Filistinli aktivist ve araştırmacı Hala Shoman, İsrail'in Gazze Şeridi'ndeki sağlık altyapısına saldırılarıyla anneleri, çocukları, aileleri ve dolayısıyla nesilleri hedef aldığını belirterek, bu durumun soykırımın bir uzantısı olduğunun altını çizdi.
Shoman, İsrail'in Gazze'de işlediği savaş suçlarını araştırmak üzere kurulan küresel ve bağımsız girişim Gazze Mahkemesinin İstanbul'da düzenlenen nihai oturumu marjında AA muhabirine verdiği demeçte, İsrail'in saldırılarıyla Gazzeli annelerin, çocukların ve ailelerin yüzleştiği sorunlara dikkati çekti.

Shoman, İsrail soykırıma başladığından bu yana Gazzelilerin fiziksel ve cinsel şiddete maruz kaldığını, hamile kadınların zor şartlarda doğum yaptığını, doğum sırasında ve sonrasında annelerin ve bebeklerin yetersiz sağlık hizmetleri nedeniyle hayatlarını kaybettiğini anlattı.
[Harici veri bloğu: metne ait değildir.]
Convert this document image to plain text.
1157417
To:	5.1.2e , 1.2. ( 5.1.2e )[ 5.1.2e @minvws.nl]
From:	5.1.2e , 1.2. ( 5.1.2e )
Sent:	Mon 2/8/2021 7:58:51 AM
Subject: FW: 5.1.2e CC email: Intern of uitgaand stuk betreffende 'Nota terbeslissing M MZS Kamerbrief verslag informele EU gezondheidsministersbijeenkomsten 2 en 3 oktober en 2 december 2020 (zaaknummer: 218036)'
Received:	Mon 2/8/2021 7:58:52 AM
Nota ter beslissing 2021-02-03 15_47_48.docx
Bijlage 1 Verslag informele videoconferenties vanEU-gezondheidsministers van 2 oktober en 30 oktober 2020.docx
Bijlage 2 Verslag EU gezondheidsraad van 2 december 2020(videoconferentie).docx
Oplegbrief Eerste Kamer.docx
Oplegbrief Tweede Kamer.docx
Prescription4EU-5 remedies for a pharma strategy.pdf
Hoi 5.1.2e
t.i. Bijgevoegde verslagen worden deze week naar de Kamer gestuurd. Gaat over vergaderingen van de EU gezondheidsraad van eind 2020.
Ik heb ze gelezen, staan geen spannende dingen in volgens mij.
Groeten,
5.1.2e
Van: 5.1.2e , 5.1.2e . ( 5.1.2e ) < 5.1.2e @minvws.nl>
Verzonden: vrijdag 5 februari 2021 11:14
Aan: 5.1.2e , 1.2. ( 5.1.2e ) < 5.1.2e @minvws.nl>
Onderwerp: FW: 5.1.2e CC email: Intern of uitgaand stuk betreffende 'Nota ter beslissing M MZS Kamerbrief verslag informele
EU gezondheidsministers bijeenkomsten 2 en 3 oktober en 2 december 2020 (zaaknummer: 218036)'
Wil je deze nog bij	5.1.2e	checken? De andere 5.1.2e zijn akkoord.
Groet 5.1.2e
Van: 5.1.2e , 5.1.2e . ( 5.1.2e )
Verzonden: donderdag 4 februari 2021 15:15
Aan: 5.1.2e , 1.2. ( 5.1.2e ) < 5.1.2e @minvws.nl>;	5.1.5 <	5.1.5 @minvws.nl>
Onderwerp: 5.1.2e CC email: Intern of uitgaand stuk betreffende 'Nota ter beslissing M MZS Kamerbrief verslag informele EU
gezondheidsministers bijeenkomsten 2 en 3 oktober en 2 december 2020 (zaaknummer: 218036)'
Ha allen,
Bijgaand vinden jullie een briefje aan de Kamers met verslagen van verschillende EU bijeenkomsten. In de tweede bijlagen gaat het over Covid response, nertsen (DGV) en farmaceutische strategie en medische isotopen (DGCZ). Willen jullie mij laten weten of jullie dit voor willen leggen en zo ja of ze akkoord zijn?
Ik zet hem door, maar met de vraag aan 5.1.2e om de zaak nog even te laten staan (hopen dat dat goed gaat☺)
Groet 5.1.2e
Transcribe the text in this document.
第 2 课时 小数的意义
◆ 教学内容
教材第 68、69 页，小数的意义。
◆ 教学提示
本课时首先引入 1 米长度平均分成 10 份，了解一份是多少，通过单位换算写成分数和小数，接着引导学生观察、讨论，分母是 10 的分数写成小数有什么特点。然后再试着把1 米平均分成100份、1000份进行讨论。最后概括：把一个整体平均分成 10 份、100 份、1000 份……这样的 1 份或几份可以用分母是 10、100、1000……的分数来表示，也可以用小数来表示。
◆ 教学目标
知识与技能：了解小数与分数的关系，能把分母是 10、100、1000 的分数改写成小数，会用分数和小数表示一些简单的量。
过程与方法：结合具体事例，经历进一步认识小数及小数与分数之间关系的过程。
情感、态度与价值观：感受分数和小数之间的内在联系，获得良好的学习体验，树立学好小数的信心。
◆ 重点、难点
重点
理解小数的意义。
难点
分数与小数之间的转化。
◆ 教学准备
İsrailli yetkililerin, hamile kadınları özellikle hedef aldıklarını defalarca itiraf ettiğini dile getiren Shoman, "Ailelerin sistematik olarak hedef alınması, saldırıya uğraması, yaralanması ve hamileliğin çok korkutucu ve travmatik bir deneyim haline getirilmesi söz konusu." dedi.

Shoman, "İsrail'in soykırımının başlangıcından bu yana 60 binden fazla Filistinlinin yanı sıra binlerce aile ve geniş ailenin de katledildiğine tanık olduk. Bu ailelerin hepsinin soyu sona ermiş durumda. (Gazze toplumu), bu soykırımın ve isimleri sonsuza dek silinen ailelerin ardından eskisi gibi olmayacak." şeklinde konuştu.
İsrail'in öldürdüğü binlerce çocuğun, ailelerinden geriye kalan son fertler olduğuna dikkati çeken Shoman, bu durumun, Gazze'de nesillerin devam etmesinin önüne geçtiğinin altını çizdi.
Shoman, "Tüm bunlar yerleşimci sömürgecilik ideolojisinin bir parçası, çünkü o topraklara yerleşmek ve oradaki insanları yerinden etmek istiyorsunuz, dolayısıyla onları öldürüyor, yerlerini değiştiriyor ve yabancı yerleşimcileri getiriyorsunuz." ifadelerini kullandı.